The sources that Mark works with (petitions to the Emperor in the 1870s) been neglected. He’s had some student employees scan the documents from a reprint series (typeset in modern type; important because 19th-century documents cannot really be OCRed), and put a priority on getting metadata in the database as well.
Mark has been using FileMaker Pro in conjunction with R to analyze the documents. He’s been looking at semantically-rich terms, where they appear, and what other words they tend to appear with. For example, the word “jiyū 自由”, which now means “freedom,” at this time had the connotation of “wanton” or “reckless”/”selfish.” It’s important to take a look at how the words were actually being used at the time, rather than going with current (and anachronistic) definitions, and Mark’s analysis can give us a way to find out the historical definitions and connotations of these key words.
Concretely, Mark has had a work study student scan the documents to PDFs, then uses Mac Automator to clean up page numbers and headers. They then run the documents through the Japanese OCR software eTypist. Finally, Mark puts the text of the OCRed PDFs and also metadata for each document into a custom FileMaker Pro database. One challenge has been capturing semantically rich data like carriage returns (which R reads as the start of a new element in a list), which make references to the Emperor appear at the top of a line in order to show respect. Mark ended up preserving a version of the text with the carriage returns, and one version with all of the text together.

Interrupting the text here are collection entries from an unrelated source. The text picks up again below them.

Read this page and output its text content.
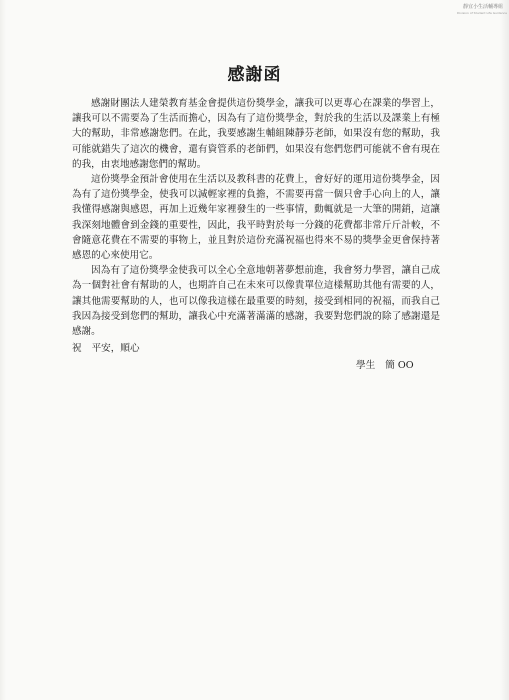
靜宜小生活輔導組
Division of Student Life Guidance
感謝函

感謝財團法人建榮教育基金會提供這份獎學金，讓我可以更專心在課業的學習上，讓我可以不需要為了生活而擔心，因為有了這份獎學金，對於我的生活以及課業上有極大的幫助，非常感謝您們。在此，我要感謝生輔組陳靜芬老師，如果沒有您的幫助，我可能就錯失了這次的機會，還有資管系的老師們，如果沒有您們您們可能就不會有現在的我，由衷地感謝您們的幫助。

這份獎學金預計會使用在生活以及教科書的花費上，會好好的運用這份獎學金，因為有了這份獎學金，使我可以減輕家裡的負擔，不需要再當一個只會手心向上的人，讓我懂得感謝與感恩，再加上近幾年家裡發生的一些事情，動輒就是一大筆的開銷，這讓我深刻地體會到金錢的重要性，因此，我平時對於每一分錢的花費都非常斤斤計較，不會隨意花費在不需要的事物上，並且對於這份充滿祝福也得來不易的獎學金更會保持著感恩的心來使用它。

因為有了這份獎學金使我可以全心全意地朝著夢想前進，我會努力學習，讓自己成為一個對社會有幫助的人，也期許自己在未來可以像貴單位這樣幫助其他有需要的人，讓其他需要幫助的人，也可以像我這樣在最重要的時刻，接受到相同的祝福，而我自己我因為接受到您們的幫助，讓我心中充滿著滿滿的感謝，我要對您們說的除了感謝還是感謝。

祝 平安，順心
學生 簡 OO
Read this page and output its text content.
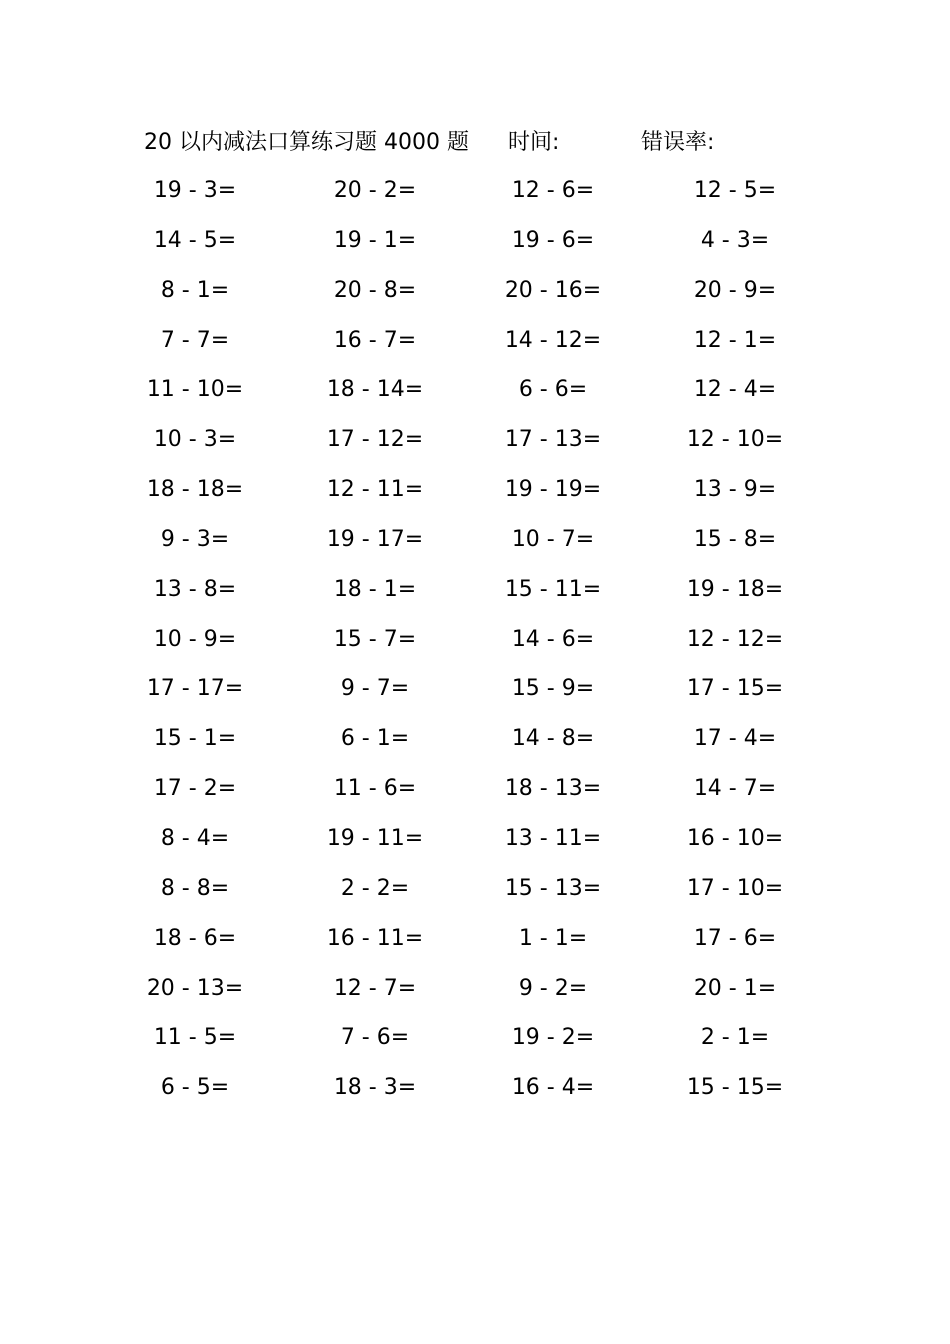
20 以内减法口算练习题 4000 题 时间:	错误率:
19 - 3=	20 - 2=	12 - 6=	12 - 5=
14 - 5=	19 - 1=	19 - 6=	4 - 3=
8 - 1=	20 - 8=	20 - 16=	20 - 9=
7 - 7=	16 - 7=	14 - 12=	12 - 1=
11 - 10=	18 - 14=	6 - 6=	12 - 4=
10 - 3=	17 - 12=	17 - 13=	12 - 10=
18 - 18=	12 - 11=	19 - 19=	13 - 9=
9 - 3=	19 - 17=	10 - 7=	15 - 8=
13 - 8=	18 - 1=	15 - 11=	19 - 18=
10 - 9=	15 - 7=	14 - 6=	12 - 12=
17 - 17=	9 - 7=	15 - 9=	17 - 15=
15 - 1=	6 - 1=	14 - 8=	17 - 4=
17 - 2=	11 - 6=	18 - 13=	14 - 7=
8 - 4=	19 - 11=	13 - 11=	16 - 10=
8 - 8=	2 - 2=	15 - 13=	17 - 10=
18 - 6=	16 - 11=	1 - 1=	17 - 6=
20 - 13=	12 - 7=	9 - 2=	20 - 1=
11 - 5=	7 - 6=	19 - 2=	2 - 1=
6 - 5=	18 - 3=	16 - 4=	15 - 15=
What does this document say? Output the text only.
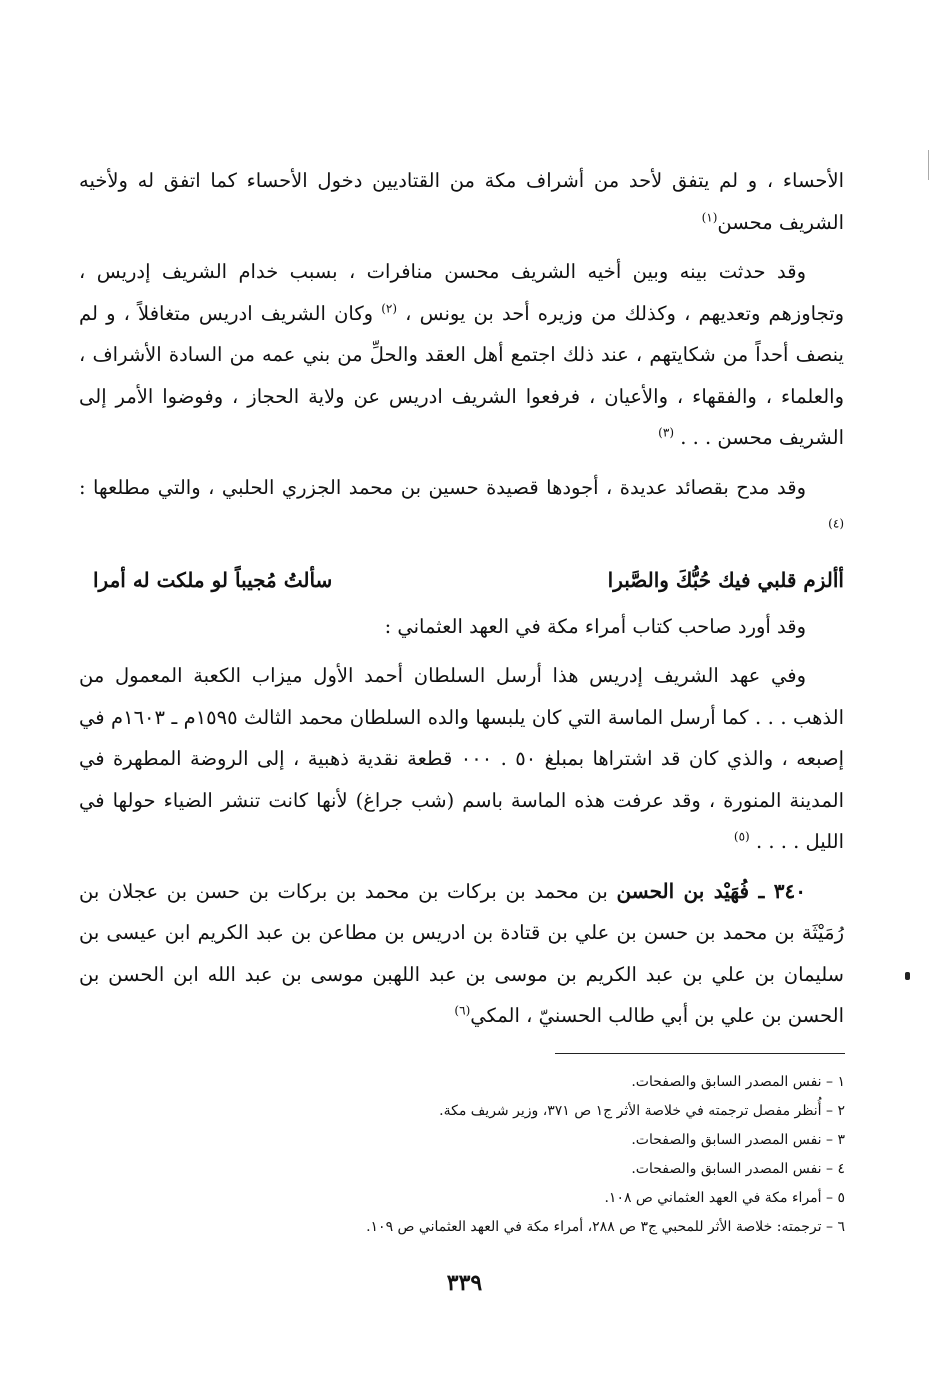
الأحساء ، و لم يتفق لأحد من أشراف مكة من القتاديين دخول الأحساء كما اتفق له ولأخيه الشريف محسن$^{(١)}$

وقد حدثت بينه وبين أخيه الشريف محسن منافرات ، بسبب خدام الشريف إدريس ، وتجاوزهم وتعديهم ، وكذلك من وزيره أحد بن يونس ، $^{(٢)}$ وكان الشريف ادريس متغافلاً ، و لم ينصف أحداً من شكايتهم ، عند ذلك اجتمع أهل العقد والحلِّ من بني عمه من السادة الأشراف ، والعلماء ، والفقهاء ، والأعيان ، فرفعوا الشريف ادريس عن ولاية الحجاز ، وفوضوا الأمر إلى الشريف محسن . . . $^{(٣)}$

وقد مدح بقصائد عديدة ، أجودها قصيدة حسين بن محمد الجزري الحلبي ، والتي مطلعها : $^{(٤)}$

أألزم قلبي فيك حُبُّكَ والصَّبرا
سألتُ مُجيباً لو ملكت له أمرا

وقد أورد صاحب كتاب أمراء مكة في العهد العثماني :

وفي عهد الشريف إدريس هذا أرسل السلطان أحمد الأول ميزاب الكعبة المعمول من الذهب . . . كما أرسل الماسة التي كان يلبسها والده السلطان محمد الثالث ١٥٩٥م ـ ١٦٠٣م في إصبعه ، والذي كان قد اشتراها بمبلغ ٥٠ . ٠٠٠ قطعة نقدية ذهبية ، إلى الروضة المطهرة في المدينة المنورة ، وقد عرفت هذه الماسة باسم (شب جراغ) لأنها كانت تنشر الضياء حولها في الليل . . . . $^{(٥)}$

٣٤٠ ـ فُهَيْد بن الحسن بن محمد بن بركات بن محمد بن بركات بن حسن بن عجلان بن رُمَيْثَة بن محمد بن حسن بن علي بن قتادة بن ادريس بن مطاعن بن عبد الكريم ابن عيسى بن سليمان بن علي بن عبد الكريم بن موسى بن عبد اللهبن موسى بن عبد الله ابن الحسن بن الحسن بن علي بن أبي طالب الحسنيّ ، المكي$^{(٦)}$

١ – نفس المصدر السابق والصفحات.

٢ – أُنظر مفصل ترجمته في خلاصة الأثر ج١ ص ٣٧١، وزير شريف مكة.

٣ – نفس المصدر السابق والصفحات.

٤ – نفس المصدر السابق والصفحات.

٥ – أمراء مكة في العهد العثماني ص ١٠٨.

٦ – ترجمته: خلاصة الأثر للمحبي ج٣ ص ٢٨٨، أمراء مكة في العهد العثماني ص ١٠٩.

٣٣٩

One finding that came out of the research so far is that these documents have been held up as the beginning of democracy in Japan. Mark found that there was a sense that “you can tell the government what you think about anything” in the explosion of petitions in the 1870s — for example, the petitions include things such as “women shouldn’t blacken their teeth” in addition to what we’d consider more political or meaningful topics, and what we’d expect from our perspective now. The petitions run up to about 1881-1882, when the government declared that they would “give” the people a parliament — which would presumably give the people an alternative outlet to communicate with the government and gain representation.

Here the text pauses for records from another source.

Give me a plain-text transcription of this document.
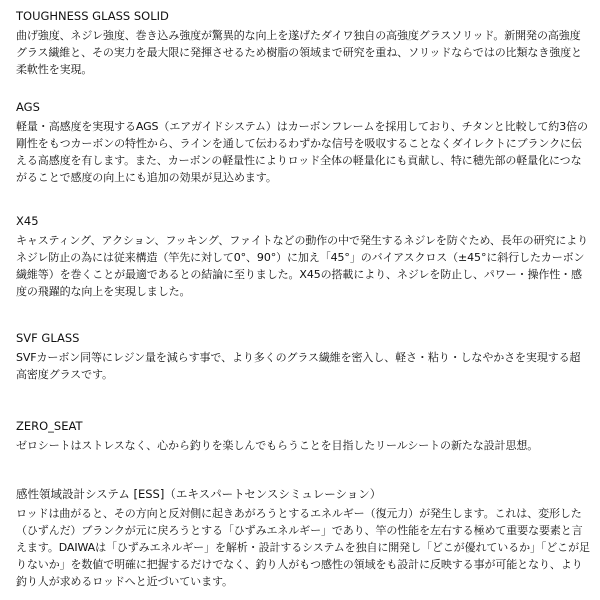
TOUGHNESS GLASS SOLID

曲げ強度、ネジレ強度、巻き込み強度が驚異的な向上を遂げたダイワ独自の高強度グラスソリッド。新開発の高強度グラス繊維と、その実力を最大限に発揮させるため樹脂の領域まで研究を重ね、ソリッドならではの比類なき強度と柔軟性を実現。

AGS

軽量・高感度を実現するAGS（エアガイドシステム）はカーボンフレームを採用しており、チタンと比較して約3倍の剛性をもつカーボンの特性から、ラインを通して伝わるわずかな信号を吸収することなくダイレクトにブランクに伝える高感度を有します。また、カーボンの軽量性によりロッド全体の軽量化にも貢献し、特に穂先部の軽量化につながることで感度の向上にも追加の効果が見込めます。

X45

キャスティング、アクション、フッキング、ファイトなどの動作の中で発生するネジレを防ぐため、長年の研究によりネジレ防止の為には従来構造（竿先に対して0°、90°）に加え「45°」のバイアスクロス（±45°に斜行したカーボン繊維等）を巻くことが最適であるとの結論に至りました。X45の搭載により、ネジレを防止し、パワー・操作性・感度の飛躍的な向上を実現しました。

SVF GLASS

SVFカーボン同等にレジン量を減らす事で、より多くのグラス繊維を密入し、軽さ・粘り・しなやかさを実現する超高密度グラスです。

ZERO_SEAT

ゼロシートはストレスなく、心から釣りを楽しんでもらうことを目指したリールシートの新たな設計思想。

感性領域設計システム [ESS]（エキスパートセンスシミュレーション）

ロッドは曲がると、その方向と反対側に起きあがろうとするエネルギー（復元力）が発生します。これは、変形した（ひずんだ）ブランクが元に戻ろうとする「ひずみエネルギー」であり、竿の性能を左右する極めて重要な要素と言えます。DAIWAは「ひずみエネルギー」を解析・設計するシステムを独自に開発し「どこが優れているか」「どこが足りないか」を数値で明確に把握するだけでなく、釣り人がもつ感性の領域をも設計に反映する事が可能となり、より釣り人が求めるロッドへと近づいています。
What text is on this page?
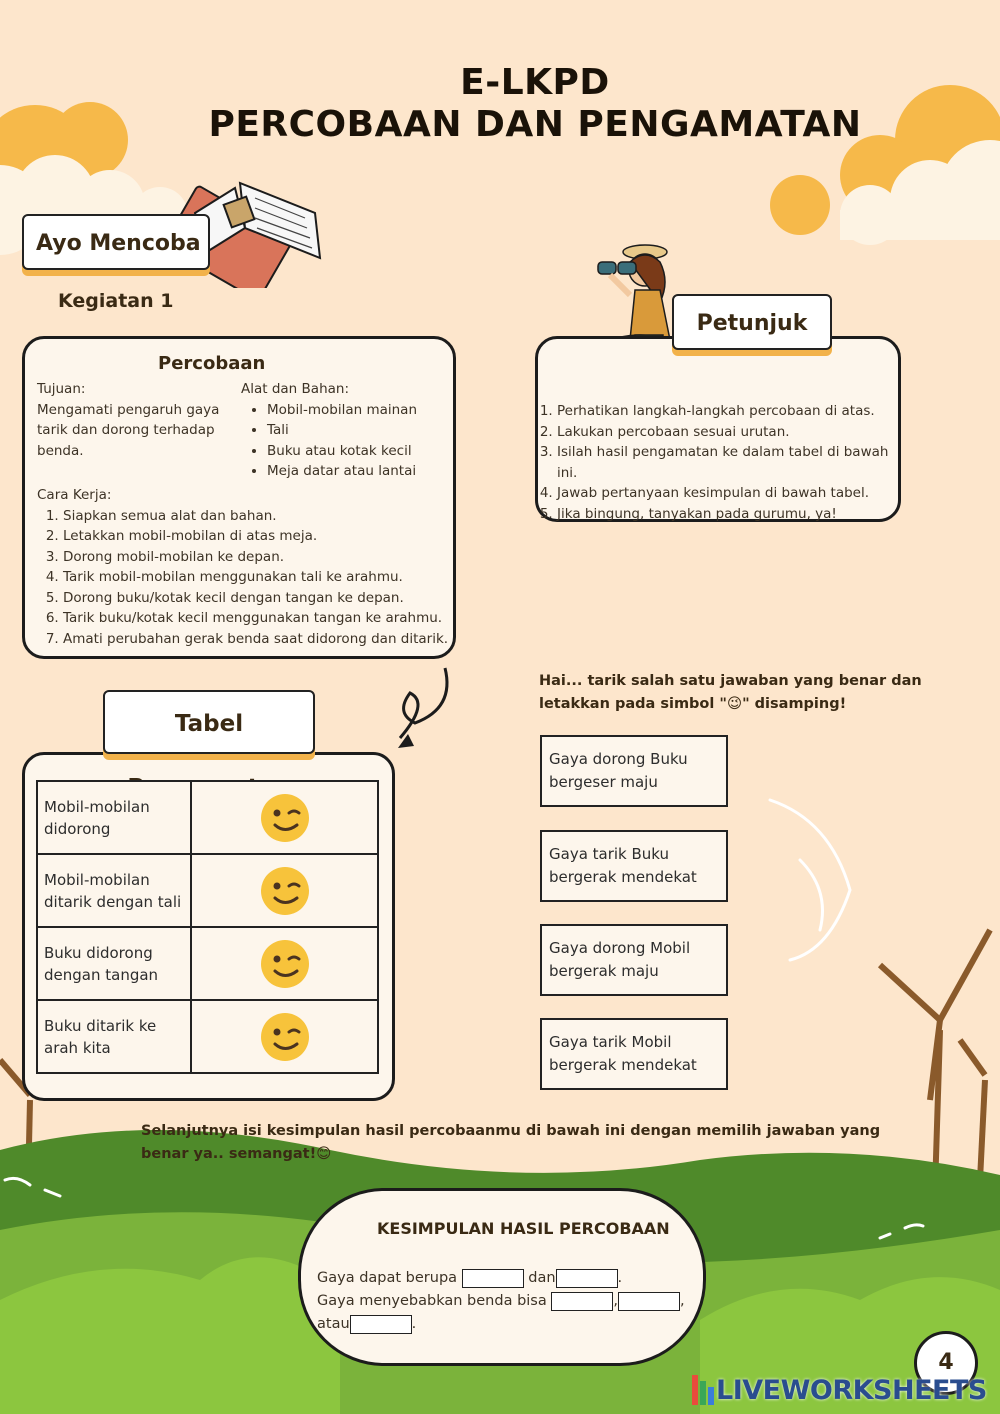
E-LKPD
PERCOBAAN DAN PENGAMATAN
Ayo Mencoba
Kegiatan 1
Percobaan
Tujuan:
Mengamati pengaruh gaya tarik dan dorong terhadap benda.
Alat dan Bahan:
• Mobil-mobilan mainan
• Tali
• Buku atau kotak kecil
• Meja datar atau lantai
Cara Kerja:
1. Siapkan semua alat dan bahan.
2. Letakkan mobil-mobilan di atas meja.
3. Dorong mobil-mobilan ke depan.
4. Tarik mobil-mobilan menggunakan tali ke arahmu.
5. Dorong buku/kotak kecil dengan tangan ke depan.
6. Tarik buku/kotak kecil menggunakan tangan ke arahmu.
7. Amati perubahan gerak benda saat didorong dan ditarik.
1. Perhatikan langkah-langkah percobaan di atas.
2. Lakukan percobaan sesuai urutan.
3. Isilah hasil pengamatan ke dalam tabel di bawah ini.
4. Jawab pertanyaan kesimpulan di bawah tabel.
5. Jika bingung, tanyakan pada gurumu, ya!
Petunjuk
Tabel
Mobil-mobilan didorong	

Mobil-mobilan ditarik dengan tali	

Buku didorong dengan tangan	

Buku ditarik ke arah kita	
Hai... tarik salah satu jawaban yang benar dan letakkan pada simbol "😉" disamping!
Gaya dorong Buku bergeser maju
Gaya tarik Buku bergerak mendekat
Gaya dorong Mobil bergerak maju
Gaya tarik Mobil bergerak mendekat
Selanjutnya isi kesimpulan hasil percobaanmu di bawah ini dengan memilih jawaban yang benar ya.. semangat!😊
KESIMPULAN HASIL PERCOBAAN
Gaya dapat berupa	dan	.
Gaya menyebabkan benda bisa	,	,
atau	.
4
LIVEWORKSHEETS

The metadata for each document includes geography (not the neatest data — the petition may be from one place but talk about another), as well as author information. One challenge has been that many authors use pseudonyms, and Mark has set up a separate table in FMP that captures the alternative names, then joins it with the main tables. Other metadata includes whether the author was a member of an association; year (converted to Western years in R); the archive the petition came from; and prefecture.
OCR and Machine Learning
There are some major OCR problems even with modern typeset documents that Mark encountered; specifically he notes the notation 々 for signaling repeated words, and the confusion between the character for “2” (二) and the katakana syllable “ni” ニ. He used machine learning (R Weka) to train his OCR software to recognize the difference between the latter. He gave R Weka 50 sentences that he had proofread, and was surprised to find that it gave over 90% accuracy just training on this data. The characters before and after the syllable/character are enough to distinguish between the number and particle. So, context was enough to train the software well to make the distinction, even with a small training set. Of course, this worked much better on documents that had been scanned and OCRed accurately to begin with.

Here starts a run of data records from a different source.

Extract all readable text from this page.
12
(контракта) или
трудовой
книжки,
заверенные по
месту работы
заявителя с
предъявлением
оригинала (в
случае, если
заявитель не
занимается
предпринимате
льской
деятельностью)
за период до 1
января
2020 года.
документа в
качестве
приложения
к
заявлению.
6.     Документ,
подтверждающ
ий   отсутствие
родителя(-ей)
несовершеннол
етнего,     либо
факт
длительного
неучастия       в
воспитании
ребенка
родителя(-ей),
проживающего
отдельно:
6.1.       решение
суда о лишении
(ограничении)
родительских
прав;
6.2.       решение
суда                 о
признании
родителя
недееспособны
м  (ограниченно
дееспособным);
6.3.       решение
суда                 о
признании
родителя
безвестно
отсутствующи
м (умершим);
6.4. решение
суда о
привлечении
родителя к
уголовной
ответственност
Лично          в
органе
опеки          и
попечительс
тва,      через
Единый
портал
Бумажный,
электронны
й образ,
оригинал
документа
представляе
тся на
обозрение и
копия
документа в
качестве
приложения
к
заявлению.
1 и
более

One WORD LAB participant wondered if this procedure would also work on the “long S” in 18th-century texts. Could the right algorithm theoretically take any text from any period and improve the character recognition?
Another participant had a question about how well R tokenizes Japanese texts, and also if Mark had split up the documents or worked with one huge corpus, and how R had handled it if the latter. He noted that R does a fairly good job tokenizing, and that the petitions aren’t too large, so he hasn’t run into problems. The participant had been trying to work with a 1.2 GB text corpus and having no success with Topic Modeling Tool and Voyant Server (which are both Java programs) so was wondering if R would work better.
As for the student project that Mark worked with, they scraped student protest demands from various schools as well as university responses. You can find the visualizations of the words used by students and administrators at their site.